Sueño con barcos de papel. Moldeo bustos de plastilinas. Esculpo estatuas con porexpán. Escribo novelas en hojas de plátano. Fabrico zuecos con tacos de madera y me perfumo con la flor de avispa.
Escucho las voces desde que tengo uso de razón. Al principio pensé que eran adultos que vivían dentro de las paredes y que hablaban en voz muy baja. Recuerdo que me quedaba sentado viendo un rincón de la casa de mi abuela durante horas intentando comprender lo que decían. A veces pegaba la oreja a la pared para escuchar con más atención. En esas ocasiones mi hermana mayor me decía cosas como “estás como una cabra”, “a veces me das miedo”, “seguro que eres adoptado”. Lo de la cabra me resultaba más enigmático. Me imaginaba a mí mismo como un niño cabritillo saltando por todos lados, con pequeños cuernos y un flautín, cual sátiro. La idea me resultaba de lo más atrayente.
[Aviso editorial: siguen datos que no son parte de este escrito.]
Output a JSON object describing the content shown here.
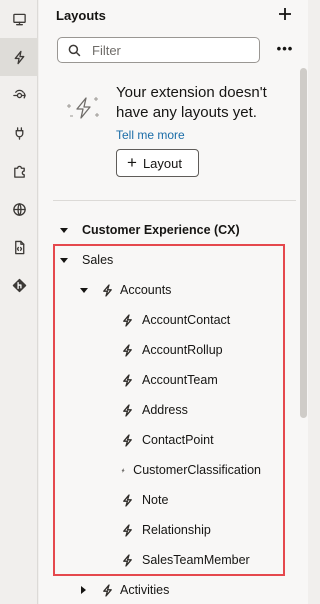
{
  "rail": {
    "items": [
      {
        "icon": "monitor-icon",
        "active": false
      },
      {
        "icon": "lightning-icon",
        "active": true
      },
      {
        "icon": "workflow-icon",
        "active": false
      },
      {
        "icon": "plug-icon",
        "active": false
      },
      {
        "icon": "puzzle-icon",
        "active": false
      },
      {
        "icon": "globe-icon",
        "active": false
      },
      {
        "icon": "code-file-icon",
        "active": false
      },
      {
        "icon": "git-icon",
        "active": false
      }
    ]
  },
  "panel": {
    "title": "Layouts",
    "search_placeholder": "Filter",
    "empty_message": "Your extension doesn't have any layouts yet.",
    "tell_me_more": "Tell me more",
    "layout_button": "Layout"
  },
  "tree": {
    "root": "Customer Experience (CX)",
    "sales": "Sales",
    "accounts": "Accounts",
    "account_children": [
      "AccountContact",
      "AccountRollup",
      "AccountTeam",
      "Address",
      "ContactPoint",
      "CustomerClassification",
      "Note",
      "Relationship",
      "SalesTeamMember"
    ],
    "activities": "Activities"
  }
}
A medida que iba cumpliendo años, las voces se hicieron más claras. Y no solo no venían de dentro de la pared, sino que las podía oír en cualquier lugar, incluso en el patio. Recuerdo un día en el cual tuve una conversación interesantísima con una de las voces que venía de uno de los árboles que estaba plantado desde hacía décadas en medio del terreno que teníamos detrás de la casa familiar, un enorme árbol de mango. La voz me contó la historia de una niña de mi edad que había vivido hace muchos años en la misma casa y que también hablaba con los árboles, arbustos y flores. Ella misma había plantado el árbol. Por aquel entonces mi familia y vecinos se lo tomaban como un juego inocente, “que imaginación tiene el niño”, “de mayor será escritor”, “necesita jugar con otros niños”.
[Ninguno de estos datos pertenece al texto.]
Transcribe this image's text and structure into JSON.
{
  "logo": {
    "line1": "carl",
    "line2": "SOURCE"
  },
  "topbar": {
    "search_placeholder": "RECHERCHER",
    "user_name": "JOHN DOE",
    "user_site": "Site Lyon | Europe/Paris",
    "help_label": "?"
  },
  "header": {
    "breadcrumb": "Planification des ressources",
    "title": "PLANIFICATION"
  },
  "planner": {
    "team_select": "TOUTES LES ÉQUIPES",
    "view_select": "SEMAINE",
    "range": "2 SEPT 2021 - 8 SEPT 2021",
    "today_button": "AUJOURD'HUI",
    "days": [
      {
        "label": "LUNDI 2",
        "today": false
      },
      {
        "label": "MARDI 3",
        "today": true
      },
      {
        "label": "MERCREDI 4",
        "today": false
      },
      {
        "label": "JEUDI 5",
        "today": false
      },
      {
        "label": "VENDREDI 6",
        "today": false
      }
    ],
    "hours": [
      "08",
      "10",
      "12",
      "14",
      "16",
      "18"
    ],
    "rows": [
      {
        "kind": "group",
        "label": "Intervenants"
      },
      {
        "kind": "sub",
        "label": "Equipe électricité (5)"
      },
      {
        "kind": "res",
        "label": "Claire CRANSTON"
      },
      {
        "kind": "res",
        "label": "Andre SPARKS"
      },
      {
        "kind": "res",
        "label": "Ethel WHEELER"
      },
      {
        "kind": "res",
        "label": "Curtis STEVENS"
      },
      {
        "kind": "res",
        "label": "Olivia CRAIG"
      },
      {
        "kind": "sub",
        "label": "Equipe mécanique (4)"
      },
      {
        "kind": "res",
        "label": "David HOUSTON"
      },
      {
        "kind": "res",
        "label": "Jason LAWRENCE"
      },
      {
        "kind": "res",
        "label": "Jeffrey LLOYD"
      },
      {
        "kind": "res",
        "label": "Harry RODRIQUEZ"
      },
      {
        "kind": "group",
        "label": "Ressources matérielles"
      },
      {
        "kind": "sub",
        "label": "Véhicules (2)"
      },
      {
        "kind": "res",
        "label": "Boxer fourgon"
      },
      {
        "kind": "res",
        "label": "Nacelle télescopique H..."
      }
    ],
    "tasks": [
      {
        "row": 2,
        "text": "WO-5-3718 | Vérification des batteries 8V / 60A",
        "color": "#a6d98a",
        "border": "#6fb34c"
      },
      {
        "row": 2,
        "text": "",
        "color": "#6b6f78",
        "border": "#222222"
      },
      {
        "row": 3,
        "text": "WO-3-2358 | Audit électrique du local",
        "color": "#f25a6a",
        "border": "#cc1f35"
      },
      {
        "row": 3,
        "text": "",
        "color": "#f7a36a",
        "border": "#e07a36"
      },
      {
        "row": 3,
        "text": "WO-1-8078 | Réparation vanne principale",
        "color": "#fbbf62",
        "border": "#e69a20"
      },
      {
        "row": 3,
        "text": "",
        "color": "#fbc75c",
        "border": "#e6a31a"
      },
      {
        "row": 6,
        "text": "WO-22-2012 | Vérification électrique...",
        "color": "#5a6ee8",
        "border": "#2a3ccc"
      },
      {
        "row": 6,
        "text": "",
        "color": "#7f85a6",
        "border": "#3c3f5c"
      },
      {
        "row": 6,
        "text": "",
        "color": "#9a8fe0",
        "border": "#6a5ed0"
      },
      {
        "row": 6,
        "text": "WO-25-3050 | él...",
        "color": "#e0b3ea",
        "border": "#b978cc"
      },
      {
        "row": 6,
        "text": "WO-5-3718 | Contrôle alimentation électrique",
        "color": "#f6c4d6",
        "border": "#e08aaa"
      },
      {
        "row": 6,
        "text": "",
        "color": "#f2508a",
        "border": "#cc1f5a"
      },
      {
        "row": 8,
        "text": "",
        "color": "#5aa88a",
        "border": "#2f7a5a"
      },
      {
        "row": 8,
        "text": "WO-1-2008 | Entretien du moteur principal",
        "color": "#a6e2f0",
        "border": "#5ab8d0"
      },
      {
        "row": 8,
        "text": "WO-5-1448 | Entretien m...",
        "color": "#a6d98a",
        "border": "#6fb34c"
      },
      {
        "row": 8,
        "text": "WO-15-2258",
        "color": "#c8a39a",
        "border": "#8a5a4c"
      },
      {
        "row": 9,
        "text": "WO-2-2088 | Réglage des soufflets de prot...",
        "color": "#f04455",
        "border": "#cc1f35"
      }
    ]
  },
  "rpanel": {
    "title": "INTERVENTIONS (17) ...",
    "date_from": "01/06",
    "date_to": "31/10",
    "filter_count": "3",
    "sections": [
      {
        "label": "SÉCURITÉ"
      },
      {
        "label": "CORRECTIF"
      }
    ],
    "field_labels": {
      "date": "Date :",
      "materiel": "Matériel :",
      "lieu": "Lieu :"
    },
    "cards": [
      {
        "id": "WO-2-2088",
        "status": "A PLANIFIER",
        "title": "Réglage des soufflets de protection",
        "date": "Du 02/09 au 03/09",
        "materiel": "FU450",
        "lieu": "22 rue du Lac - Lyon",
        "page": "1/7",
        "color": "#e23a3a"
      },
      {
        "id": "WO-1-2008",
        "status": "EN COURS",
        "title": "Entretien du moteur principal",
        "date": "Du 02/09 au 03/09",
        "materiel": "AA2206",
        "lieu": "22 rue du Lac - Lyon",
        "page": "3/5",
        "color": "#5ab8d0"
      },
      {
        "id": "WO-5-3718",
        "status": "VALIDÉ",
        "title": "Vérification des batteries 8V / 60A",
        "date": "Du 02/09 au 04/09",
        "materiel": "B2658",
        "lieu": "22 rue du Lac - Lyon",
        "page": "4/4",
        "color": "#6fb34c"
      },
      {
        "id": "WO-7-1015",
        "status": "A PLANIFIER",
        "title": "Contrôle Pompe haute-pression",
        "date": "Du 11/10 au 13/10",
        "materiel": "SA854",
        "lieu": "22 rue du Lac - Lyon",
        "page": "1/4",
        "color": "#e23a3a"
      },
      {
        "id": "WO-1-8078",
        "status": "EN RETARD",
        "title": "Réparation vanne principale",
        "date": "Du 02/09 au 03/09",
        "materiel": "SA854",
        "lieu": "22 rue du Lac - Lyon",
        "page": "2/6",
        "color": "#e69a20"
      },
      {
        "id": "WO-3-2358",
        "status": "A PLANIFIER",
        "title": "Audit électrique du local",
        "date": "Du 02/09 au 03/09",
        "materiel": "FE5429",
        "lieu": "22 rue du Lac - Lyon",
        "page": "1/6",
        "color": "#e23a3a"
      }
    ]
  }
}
Llegando a la pubertad, el “juego de niño”, empezó a convertirse en algo serio para los adultos, algo así como una tara y/o retraso mental. La primera vez que me llevaron a un médico fue porque mi madre me sorprendió hablando con el cuadro de una antepasada, su bisabuela, en mitad de la noche. En un mundo donde la superstición impera más que el raciocinio, lo raro es que no me llevaran al chamán del pueblo. El médico me hizo una serie de preguntas, pruebas, exámenes de sangre, de orina e incluso de heces.
Según los resultados, de los diferentes análisis, llegaron a la conclusión de que era intolerante a la lactosa. No era tonto ni retrasado, eso ya lo sabía yo y lo constataban mis resultados académicos. Tampoco se pudo asegurar de que estuviera loco, no mostraba signos al respecto. Pero como no dejaba de hablar “solo”, me siguieron llevando a psicólogos, psiquiatras y demás loqueros habidos y por haber.
Cuando la cosa se empezó a poner serias para mí, decidí dejar de hablar con las voces. Tarea harto difícil, ya que Las Voces no me dejaban de hablar y como no les contestara, se irritaban y elevaban la voz hasta impedir que escuchara todo lo demás. Un día quise medir mi fuerza de voluntad con las suyas y acabé con un ataque de histeria que me condujo a mi primer internamiento de Enfermos Mentales.
Estuve una semana atado a una cama. Y cada ocho horas me administraban una dosis de fármacos que cambió significativamente mi estado mental, comencé a ver a los dueños de las voces.